Oui, je suis un homme blanc.

Si si, je vous assure, j’ai vérifié. Et tout petit, déjà, si j’en crois les photos de ma prime enfance ou, nu sur une  peau de chèvre….

 

Bon j’arrête, j’excite tout le monde…

 

Même si le constat m’accable, il n’y a aucun doute possible. Je dois me rendre à l’évidente navrance de ma mâlitude blanche, ou de ma blanchitude mâle, comme vous voudrez…
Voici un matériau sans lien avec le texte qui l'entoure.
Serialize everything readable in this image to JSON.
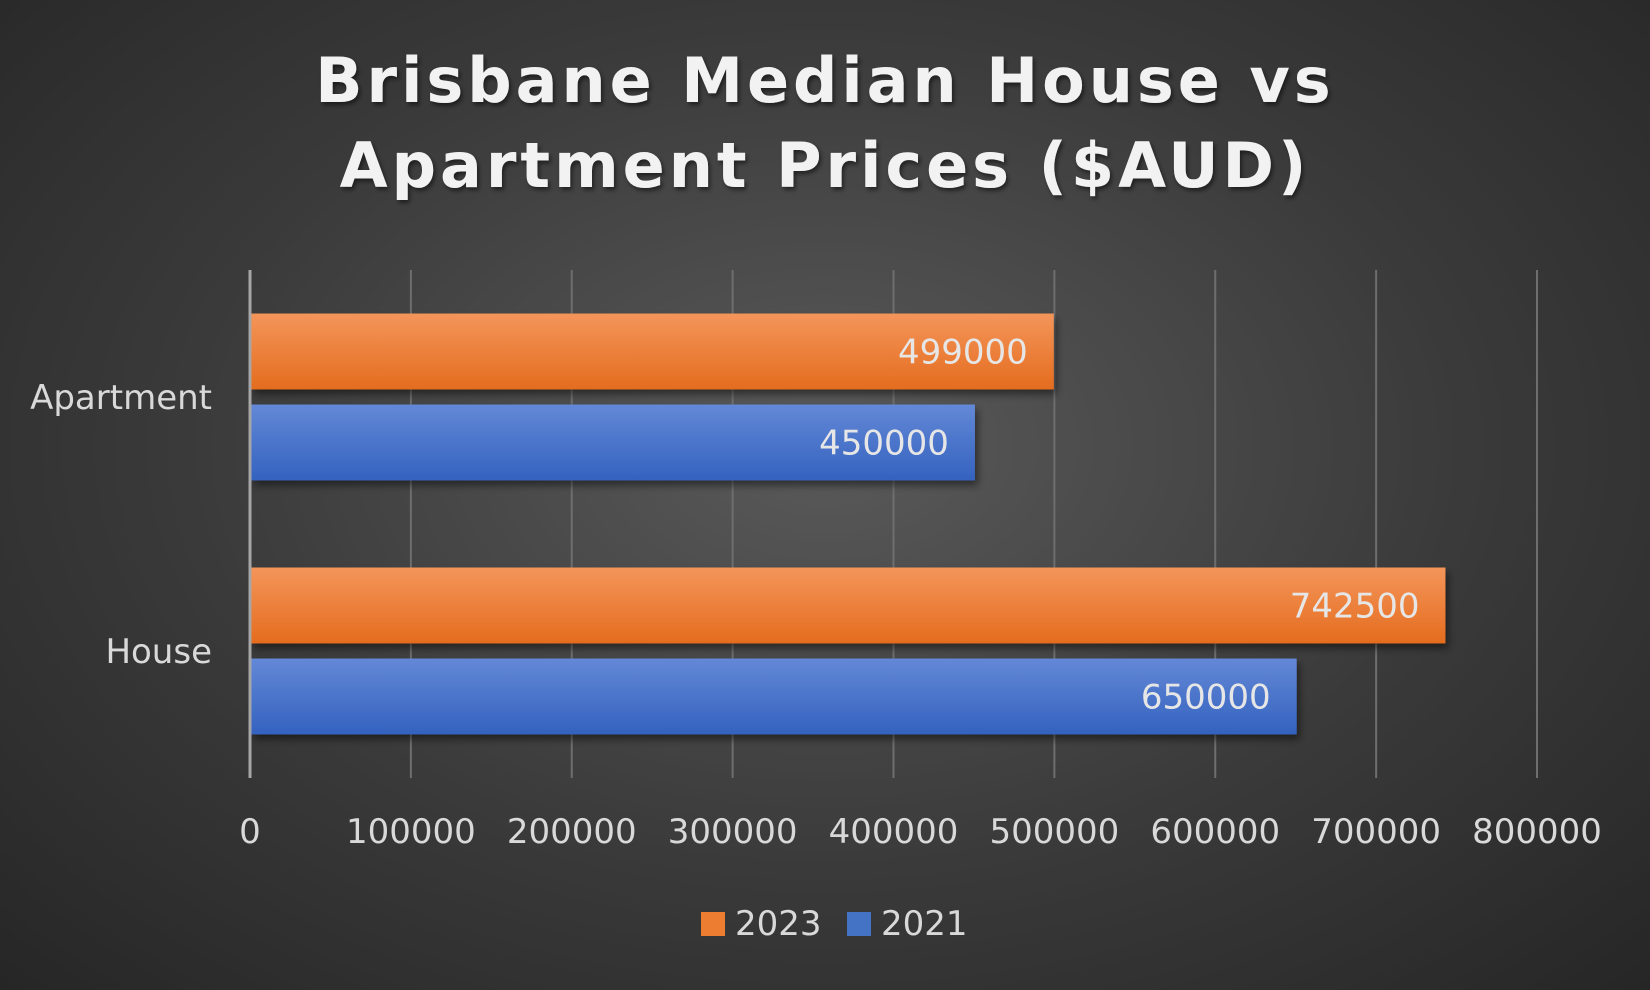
{
  "chart_data": {
    "type": "bar",
    "orientation": "horizontal",
    "title": [
      "Brisbane Median House vs",
      "Apartment Prices ($AUD)"
    ],
    "categories": [
      "Apartment",
      "House"
    ],
    "series": [
      {
        "name": "2023",
        "color": "#ed7d31",
        "values": [
          499000,
          742500
        ]
      },
      {
        "name": "2021",
        "color": "#4472c4",
        "values": [
          450000,
          650000
        ]
      }
    ],
    "xlim": [
      0,
      800000
    ],
    "xticks": [
      "0",
      "100000",
      "200000",
      "300000",
      "400000",
      "500000",
      "600000",
      "700000",
      "800000"
    ],
    "grid": true,
    "legend_position": "bottom",
    "data_labels": true
  }
}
 J’ai un chromosome en plus (le Y) et une protéine en moins (la mélanine)… Je suis un mâle blanc, vous dis-je. J’ai tout essayé pour quitter ce groupe, mais rien à faire. Mon corps, cette carcasse honnie, s’obstine stupidement à fabriquer de la testostérone et à prendre des coups de soleil, même en Bretagne au mois de juin.

 

Et ce n’est pas fini. Il me faut ici poursuivre mon examen de conscience et finir mes aveux devant vous. J’ai été élevé dans la religion catholique (apostolique et romaine), au sein d’une famille ni pauvre, ni riche, en province.
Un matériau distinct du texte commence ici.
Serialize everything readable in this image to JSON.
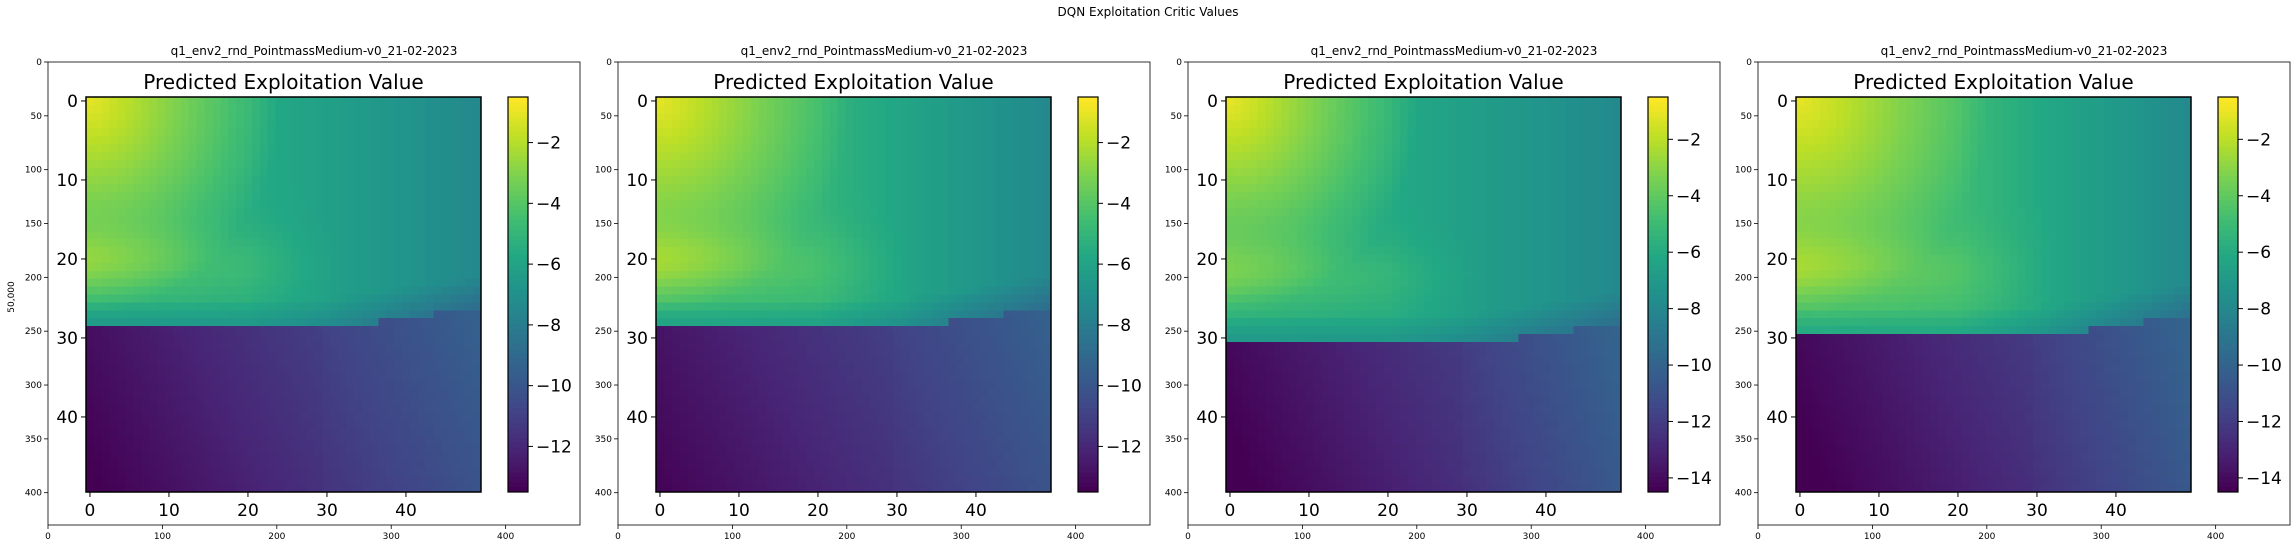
{
  "figure": {
    "suptitle": "DQN Exploitation Critic Values",
    "ylabel": "50,000"
  },
  "chart_data": [
    {
      "type": "heatmap",
      "subplot_title": "q1_env2_rnd_PointmassMedium-v0_21-02-2023",
      "inner_title": "Predicted Exploitation Value",
      "outer_x_ticks": [
        "0",
        "100",
        "200",
        "300",
        "400"
      ],
      "outer_y_ticks": [
        "0",
        "50",
        "100",
        "150",
        "200",
        "250",
        "300",
        "350",
        "400"
      ],
      "inner_x_ticks": [
        "0",
        "10",
        "20",
        "30",
        "40"
      ],
      "inner_y_ticks": [
        "0",
        "10",
        "20",
        "30",
        "40"
      ],
      "colorbar_ticks": [
        "−2",
        "−4",
        "−6",
        "−8",
        "−10",
        "−12"
      ],
      "colorbar_range": [
        -13.5,
        -0.5
      ],
      "colormap": "viridis",
      "grid_size": [
        50,
        50
      ],
      "value_field": {
        "yellow_corner": -1.0,
        "upper_mid": -5.5,
        "upper_right": -7.5,
        "lower_left": -13.0,
        "lower_mid": -11.0,
        "lower_right": -9.5,
        "boundary_row": 29
      }
    },
    {
      "type": "heatmap",
      "subplot_title": "q1_env2_rnd_PointmassMedium-v0_21-02-2023",
      "inner_title": "Predicted Exploitation Value",
      "outer_x_ticks": [
        "0",
        "100",
        "200",
        "300",
        "400"
      ],
      "outer_y_ticks": [
        "0",
        "50",
        "100",
        "150",
        "200",
        "250",
        "300",
        "350",
        "400"
      ],
      "inner_x_ticks": [
        "0",
        "10",
        "20",
        "30",
        "40"
      ],
      "inner_y_ticks": [
        "0",
        "10",
        "20",
        "30",
        "40"
      ],
      "colorbar_ticks": [
        "−2",
        "−4",
        "−6",
        "−8",
        "−10",
        "−12"
      ],
      "colorbar_range": [
        -13.5,
        -0.5
      ],
      "colormap": "viridis",
      "grid_size": [
        50,
        50
      ],
      "value_field": {
        "yellow_corner": -1.0,
        "upper_mid": -5.0,
        "upper_right": -7.5,
        "lower_left": -12.8,
        "lower_mid": -11.0,
        "lower_right": -9.5,
        "boundary_row": 29
      }
    },
    {
      "type": "heatmap",
      "subplot_title": "q1_env2_rnd_PointmassMedium-v0_21-02-2023",
      "inner_title": "Predicted Exploitation Value",
      "outer_x_ticks": [
        "0",
        "100",
        "200",
        "300",
        "400"
      ],
      "outer_y_ticks": [
        "0",
        "50",
        "100",
        "150",
        "200",
        "250",
        "300",
        "350",
        "400"
      ],
      "inner_x_ticks": [
        "0",
        "10",
        "20",
        "30",
        "40"
      ],
      "inner_y_ticks": [
        "0",
        "10",
        "20",
        "30",
        "40"
      ],
      "colorbar_ticks": [
        "−2",
        "−4",
        "−6",
        "−8",
        "−10",
        "−12",
        "−14"
      ],
      "colorbar_range": [
        -14.5,
        -0.5
      ],
      "colormap": "viridis",
      "grid_size": [
        50,
        50
      ],
      "value_field": {
        "yellow_corner": -1.0,
        "upper_mid": -6.0,
        "upper_right": -8.0,
        "lower_left": -14.2,
        "lower_mid": -12.0,
        "lower_right": -10.0,
        "boundary_row": 31
      }
    },
    {
      "type": "heatmap",
      "subplot_title": "q1_env2_rnd_PointmassMedium-v0_21-02-2023",
      "inner_title": "Predicted Exploitation Value",
      "outer_x_ticks": [
        "0",
        "100",
        "200",
        "300",
        "400"
      ],
      "outer_y_ticks": [
        "0",
        "50",
        "100",
        "150",
        "200",
        "250",
        "300",
        "350",
        "400"
      ],
      "inner_x_ticks": [
        "0",
        "10",
        "20",
        "30",
        "40"
      ],
      "inner_y_ticks": [
        "0",
        "10",
        "20",
        "30",
        "40"
      ],
      "colorbar_ticks": [
        "−2",
        "−4",
        "−6",
        "−8",
        "−10",
        "−12",
        "−14"
      ],
      "colorbar_range": [
        -14.5,
        -0.5
      ],
      "colormap": "viridis",
      "grid_size": [
        50,
        50
      ],
      "value_field": {
        "yellow_corner": -1.0,
        "upper_mid": -5.0,
        "upper_right": -8.0,
        "lower_left": -14.2,
        "lower_mid": -12.0,
        "lower_right": -10.0,
        "boundary_row": 30
      }
    }
  ]
}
Je me rends bien compte du misérabilisme absolu de tout mon être. Homme, blanc, catholique, « bourgeois » et provincial…

 

Selon une ligne de pensée à la mode un peu partout actuellement, me voici donc de facto définitivement disqualifié pour parler des grands sujets de ce monde qui sont, dans l’ordre, le Sexisme, le Racisme,  les Problèmes sociaux, la Place de l’Islam dans la société et la Fermeture des voies sur berges à Paris.

 

Parce qu’un nouveau courant de pensée est né en ces temps troublés : pour élaborer une opinion qui puisse être considérée comme avisée sur un sujet quelconque, il faut nécessairement avoir vécu ce quelque chose dans sa chair.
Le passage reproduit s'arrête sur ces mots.